O público de São Paulo é mais especializado e mais interessado em cultura. É uma cidade em que falta natureza e, por isso, tem muita coisa cultural para fazer.

Ainda fica nervoso antes de subir ao palco?

Sempre fico ansioso, porque é uma aventura, é ao vivo. Mas não fico tremendo, com medo, como no início. É um nervoso na medida, que também faz parte da interpretação. Esse risco dá uma eletricidade, uma emoção, que levo pro palco.

“O humor é um tempero que a natureza deu para a gente poder saborear melhor a vida”

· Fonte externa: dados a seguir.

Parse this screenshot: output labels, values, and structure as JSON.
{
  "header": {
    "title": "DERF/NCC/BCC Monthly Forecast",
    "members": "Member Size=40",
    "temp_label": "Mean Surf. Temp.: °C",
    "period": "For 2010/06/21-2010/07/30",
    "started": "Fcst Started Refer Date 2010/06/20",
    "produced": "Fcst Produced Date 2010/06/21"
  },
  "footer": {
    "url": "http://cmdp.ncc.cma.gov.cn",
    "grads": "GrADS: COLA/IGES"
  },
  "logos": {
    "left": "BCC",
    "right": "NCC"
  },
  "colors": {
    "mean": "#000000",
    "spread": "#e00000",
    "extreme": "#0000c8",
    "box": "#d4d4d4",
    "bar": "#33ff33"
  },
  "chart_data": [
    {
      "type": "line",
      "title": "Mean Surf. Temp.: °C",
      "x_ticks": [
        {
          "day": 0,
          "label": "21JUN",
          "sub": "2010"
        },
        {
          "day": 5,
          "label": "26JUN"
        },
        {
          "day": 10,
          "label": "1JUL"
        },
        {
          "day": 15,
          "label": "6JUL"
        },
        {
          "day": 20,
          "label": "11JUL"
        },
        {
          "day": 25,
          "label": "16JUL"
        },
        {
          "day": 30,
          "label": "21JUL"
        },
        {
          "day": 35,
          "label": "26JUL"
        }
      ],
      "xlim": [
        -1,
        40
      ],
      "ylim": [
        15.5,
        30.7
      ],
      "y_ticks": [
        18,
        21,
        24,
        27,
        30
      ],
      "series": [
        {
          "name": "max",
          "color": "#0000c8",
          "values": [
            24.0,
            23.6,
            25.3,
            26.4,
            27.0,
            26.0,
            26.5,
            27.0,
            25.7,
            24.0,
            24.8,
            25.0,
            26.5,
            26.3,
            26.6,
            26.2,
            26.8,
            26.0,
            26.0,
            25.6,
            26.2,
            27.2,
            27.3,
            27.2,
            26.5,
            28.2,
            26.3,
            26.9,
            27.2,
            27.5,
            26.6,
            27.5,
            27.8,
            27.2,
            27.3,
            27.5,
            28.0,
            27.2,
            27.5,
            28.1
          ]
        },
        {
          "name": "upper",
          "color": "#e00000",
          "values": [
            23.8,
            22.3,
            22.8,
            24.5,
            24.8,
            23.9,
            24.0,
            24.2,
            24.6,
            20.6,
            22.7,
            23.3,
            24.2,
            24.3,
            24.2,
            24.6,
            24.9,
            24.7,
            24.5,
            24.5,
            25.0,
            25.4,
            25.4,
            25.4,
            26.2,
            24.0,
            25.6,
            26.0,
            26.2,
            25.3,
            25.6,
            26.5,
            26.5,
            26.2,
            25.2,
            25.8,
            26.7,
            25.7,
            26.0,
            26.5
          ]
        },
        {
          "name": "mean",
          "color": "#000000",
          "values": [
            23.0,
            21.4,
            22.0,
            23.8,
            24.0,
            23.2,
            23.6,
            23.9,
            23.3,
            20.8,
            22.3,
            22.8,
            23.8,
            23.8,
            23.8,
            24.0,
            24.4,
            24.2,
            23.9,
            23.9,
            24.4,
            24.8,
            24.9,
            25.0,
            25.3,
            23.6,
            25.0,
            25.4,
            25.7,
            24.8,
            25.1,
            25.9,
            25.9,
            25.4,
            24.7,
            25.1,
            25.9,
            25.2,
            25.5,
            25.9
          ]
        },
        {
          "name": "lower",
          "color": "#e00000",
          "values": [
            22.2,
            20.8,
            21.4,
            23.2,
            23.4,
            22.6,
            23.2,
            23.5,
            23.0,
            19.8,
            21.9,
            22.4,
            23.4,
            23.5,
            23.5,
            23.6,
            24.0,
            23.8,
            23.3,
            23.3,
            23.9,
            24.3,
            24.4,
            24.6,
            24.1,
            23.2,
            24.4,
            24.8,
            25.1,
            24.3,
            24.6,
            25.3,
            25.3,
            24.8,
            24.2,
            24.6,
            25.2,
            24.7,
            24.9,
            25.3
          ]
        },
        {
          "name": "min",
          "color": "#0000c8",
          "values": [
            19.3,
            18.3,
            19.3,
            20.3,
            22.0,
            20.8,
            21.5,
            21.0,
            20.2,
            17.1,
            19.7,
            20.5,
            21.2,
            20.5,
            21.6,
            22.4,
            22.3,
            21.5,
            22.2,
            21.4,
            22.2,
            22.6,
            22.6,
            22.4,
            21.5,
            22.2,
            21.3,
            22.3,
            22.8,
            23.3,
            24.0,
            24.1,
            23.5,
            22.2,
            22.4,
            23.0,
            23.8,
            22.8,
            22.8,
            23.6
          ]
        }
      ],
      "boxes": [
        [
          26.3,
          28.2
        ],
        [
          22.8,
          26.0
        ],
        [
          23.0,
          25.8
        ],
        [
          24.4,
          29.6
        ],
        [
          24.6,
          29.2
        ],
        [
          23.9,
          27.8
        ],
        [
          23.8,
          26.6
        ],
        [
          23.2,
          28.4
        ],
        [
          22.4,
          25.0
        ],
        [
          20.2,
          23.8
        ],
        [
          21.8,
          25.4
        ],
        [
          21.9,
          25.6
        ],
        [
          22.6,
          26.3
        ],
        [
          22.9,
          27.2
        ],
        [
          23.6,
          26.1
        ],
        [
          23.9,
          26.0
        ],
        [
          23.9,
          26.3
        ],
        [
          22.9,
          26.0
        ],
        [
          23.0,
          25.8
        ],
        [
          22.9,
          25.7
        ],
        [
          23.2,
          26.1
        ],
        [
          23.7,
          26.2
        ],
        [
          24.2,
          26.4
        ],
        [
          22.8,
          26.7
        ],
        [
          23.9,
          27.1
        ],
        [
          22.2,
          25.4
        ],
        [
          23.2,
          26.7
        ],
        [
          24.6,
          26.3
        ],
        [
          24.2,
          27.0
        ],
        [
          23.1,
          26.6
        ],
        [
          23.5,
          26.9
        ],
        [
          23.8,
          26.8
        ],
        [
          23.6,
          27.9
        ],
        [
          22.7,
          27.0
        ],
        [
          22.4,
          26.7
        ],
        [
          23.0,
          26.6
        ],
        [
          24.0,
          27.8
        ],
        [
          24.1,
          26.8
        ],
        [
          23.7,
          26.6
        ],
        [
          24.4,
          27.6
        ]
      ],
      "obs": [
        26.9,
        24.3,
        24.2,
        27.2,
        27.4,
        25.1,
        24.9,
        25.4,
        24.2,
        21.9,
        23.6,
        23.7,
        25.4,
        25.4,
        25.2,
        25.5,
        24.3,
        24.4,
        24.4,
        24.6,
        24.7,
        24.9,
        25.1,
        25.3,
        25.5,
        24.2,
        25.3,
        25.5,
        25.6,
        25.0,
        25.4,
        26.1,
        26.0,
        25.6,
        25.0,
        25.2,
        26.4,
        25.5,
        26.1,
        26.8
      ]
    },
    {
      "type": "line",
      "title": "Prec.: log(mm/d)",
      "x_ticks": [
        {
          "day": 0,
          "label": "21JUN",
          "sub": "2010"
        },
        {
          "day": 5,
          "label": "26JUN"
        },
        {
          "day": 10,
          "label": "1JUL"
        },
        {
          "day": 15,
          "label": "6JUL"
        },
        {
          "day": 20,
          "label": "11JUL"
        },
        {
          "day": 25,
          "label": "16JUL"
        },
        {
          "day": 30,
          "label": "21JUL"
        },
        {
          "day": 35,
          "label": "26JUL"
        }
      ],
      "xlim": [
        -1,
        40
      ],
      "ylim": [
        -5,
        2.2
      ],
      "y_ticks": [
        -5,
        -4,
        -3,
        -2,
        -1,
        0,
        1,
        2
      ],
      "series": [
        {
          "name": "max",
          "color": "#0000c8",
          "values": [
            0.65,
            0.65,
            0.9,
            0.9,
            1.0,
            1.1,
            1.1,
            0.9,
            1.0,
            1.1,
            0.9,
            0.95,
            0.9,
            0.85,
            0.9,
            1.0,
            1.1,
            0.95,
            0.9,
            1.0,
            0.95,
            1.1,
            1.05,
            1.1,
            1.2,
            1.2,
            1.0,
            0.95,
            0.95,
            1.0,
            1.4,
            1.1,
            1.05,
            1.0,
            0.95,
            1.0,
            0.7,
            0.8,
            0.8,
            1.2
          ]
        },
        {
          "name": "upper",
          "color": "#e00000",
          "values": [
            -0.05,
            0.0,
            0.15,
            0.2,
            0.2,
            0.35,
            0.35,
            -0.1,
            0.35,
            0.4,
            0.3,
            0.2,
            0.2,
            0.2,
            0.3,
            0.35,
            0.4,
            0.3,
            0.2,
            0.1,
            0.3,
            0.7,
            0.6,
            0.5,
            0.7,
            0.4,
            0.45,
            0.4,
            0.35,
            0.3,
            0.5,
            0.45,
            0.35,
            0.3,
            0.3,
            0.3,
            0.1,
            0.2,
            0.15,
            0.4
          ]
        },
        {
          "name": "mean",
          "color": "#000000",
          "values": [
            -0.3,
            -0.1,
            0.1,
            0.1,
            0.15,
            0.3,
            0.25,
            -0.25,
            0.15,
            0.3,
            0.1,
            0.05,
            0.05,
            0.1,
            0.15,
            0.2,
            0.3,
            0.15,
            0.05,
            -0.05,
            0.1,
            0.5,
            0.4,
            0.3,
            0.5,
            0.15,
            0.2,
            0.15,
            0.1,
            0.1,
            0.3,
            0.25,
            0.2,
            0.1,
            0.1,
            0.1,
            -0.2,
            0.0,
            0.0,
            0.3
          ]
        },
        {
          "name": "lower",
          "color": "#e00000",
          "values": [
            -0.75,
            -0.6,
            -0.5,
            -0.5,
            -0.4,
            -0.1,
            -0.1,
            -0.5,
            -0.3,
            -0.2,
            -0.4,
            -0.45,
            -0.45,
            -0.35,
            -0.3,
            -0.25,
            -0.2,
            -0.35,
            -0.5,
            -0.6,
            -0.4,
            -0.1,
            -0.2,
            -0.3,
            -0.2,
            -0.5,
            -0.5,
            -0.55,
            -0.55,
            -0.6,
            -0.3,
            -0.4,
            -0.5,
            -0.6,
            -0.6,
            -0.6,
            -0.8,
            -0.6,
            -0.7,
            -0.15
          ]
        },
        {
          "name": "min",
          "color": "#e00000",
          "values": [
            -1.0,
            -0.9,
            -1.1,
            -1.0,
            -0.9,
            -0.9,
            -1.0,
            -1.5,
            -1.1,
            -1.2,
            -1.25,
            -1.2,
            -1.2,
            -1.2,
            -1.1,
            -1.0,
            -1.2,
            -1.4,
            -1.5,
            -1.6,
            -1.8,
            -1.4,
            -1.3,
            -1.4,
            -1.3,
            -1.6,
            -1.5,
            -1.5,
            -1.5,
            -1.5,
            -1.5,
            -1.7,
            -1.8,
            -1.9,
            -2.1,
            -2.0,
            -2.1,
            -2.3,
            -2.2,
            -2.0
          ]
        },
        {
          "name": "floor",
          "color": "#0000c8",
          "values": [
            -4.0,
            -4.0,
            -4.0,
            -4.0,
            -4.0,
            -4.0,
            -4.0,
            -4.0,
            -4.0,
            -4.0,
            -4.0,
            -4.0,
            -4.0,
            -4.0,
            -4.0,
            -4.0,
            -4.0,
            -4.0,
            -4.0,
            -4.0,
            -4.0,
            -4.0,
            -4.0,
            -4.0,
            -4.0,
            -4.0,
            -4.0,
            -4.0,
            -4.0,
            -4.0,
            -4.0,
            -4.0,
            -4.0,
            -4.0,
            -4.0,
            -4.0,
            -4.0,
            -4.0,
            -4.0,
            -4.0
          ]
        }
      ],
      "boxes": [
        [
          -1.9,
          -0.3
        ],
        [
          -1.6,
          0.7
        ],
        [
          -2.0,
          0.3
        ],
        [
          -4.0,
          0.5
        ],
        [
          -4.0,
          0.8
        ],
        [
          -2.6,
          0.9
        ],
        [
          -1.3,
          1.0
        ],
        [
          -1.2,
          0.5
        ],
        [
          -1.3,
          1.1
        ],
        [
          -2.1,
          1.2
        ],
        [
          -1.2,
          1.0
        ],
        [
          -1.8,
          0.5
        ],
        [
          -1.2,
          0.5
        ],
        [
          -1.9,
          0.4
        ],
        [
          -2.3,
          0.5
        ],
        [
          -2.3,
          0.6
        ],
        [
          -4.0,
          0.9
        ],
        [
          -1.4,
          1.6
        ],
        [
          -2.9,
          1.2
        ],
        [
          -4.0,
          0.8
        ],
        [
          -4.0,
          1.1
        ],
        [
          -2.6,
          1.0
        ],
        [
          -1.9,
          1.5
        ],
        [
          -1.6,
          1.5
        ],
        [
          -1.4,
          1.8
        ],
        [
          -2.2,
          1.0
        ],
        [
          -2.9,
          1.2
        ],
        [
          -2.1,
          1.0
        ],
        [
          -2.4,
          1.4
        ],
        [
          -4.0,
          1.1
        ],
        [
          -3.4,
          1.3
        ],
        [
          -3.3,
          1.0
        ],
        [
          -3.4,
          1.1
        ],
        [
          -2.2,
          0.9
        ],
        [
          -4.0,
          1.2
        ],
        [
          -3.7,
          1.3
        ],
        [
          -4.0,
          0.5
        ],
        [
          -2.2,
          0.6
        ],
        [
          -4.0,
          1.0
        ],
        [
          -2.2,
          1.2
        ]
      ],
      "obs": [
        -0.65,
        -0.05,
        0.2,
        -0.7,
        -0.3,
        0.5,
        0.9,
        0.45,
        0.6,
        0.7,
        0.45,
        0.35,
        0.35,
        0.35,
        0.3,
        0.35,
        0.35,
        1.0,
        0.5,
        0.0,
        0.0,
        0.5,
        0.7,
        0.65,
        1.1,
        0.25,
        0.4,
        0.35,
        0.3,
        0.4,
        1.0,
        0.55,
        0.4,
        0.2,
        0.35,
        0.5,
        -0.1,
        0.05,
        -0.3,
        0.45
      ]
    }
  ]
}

Quais as diferenças entre atuar no teatro, no cinema e nas novelas?

São técnicas diferentes. No teatro, tem um tom de voz mais alto. Na televisão, você fala baixo, porque o microfone está próximo. É um tom mais íntimo, porque a TV entra na casa da pessoa. Precisa ser o mais natural possível. E são públicos diferentes. O teatro precisa ter a presença, mas em uma novela posso ser visto nos estados mais distantes. E, no cinema, você não sabe para onde vai. Às vezes chega a públicos internacionais. Essa experiência de ficar fazendo tudo é muito saborosa.

Você já morou em São Paulo. Que lembranças tem desse tempo?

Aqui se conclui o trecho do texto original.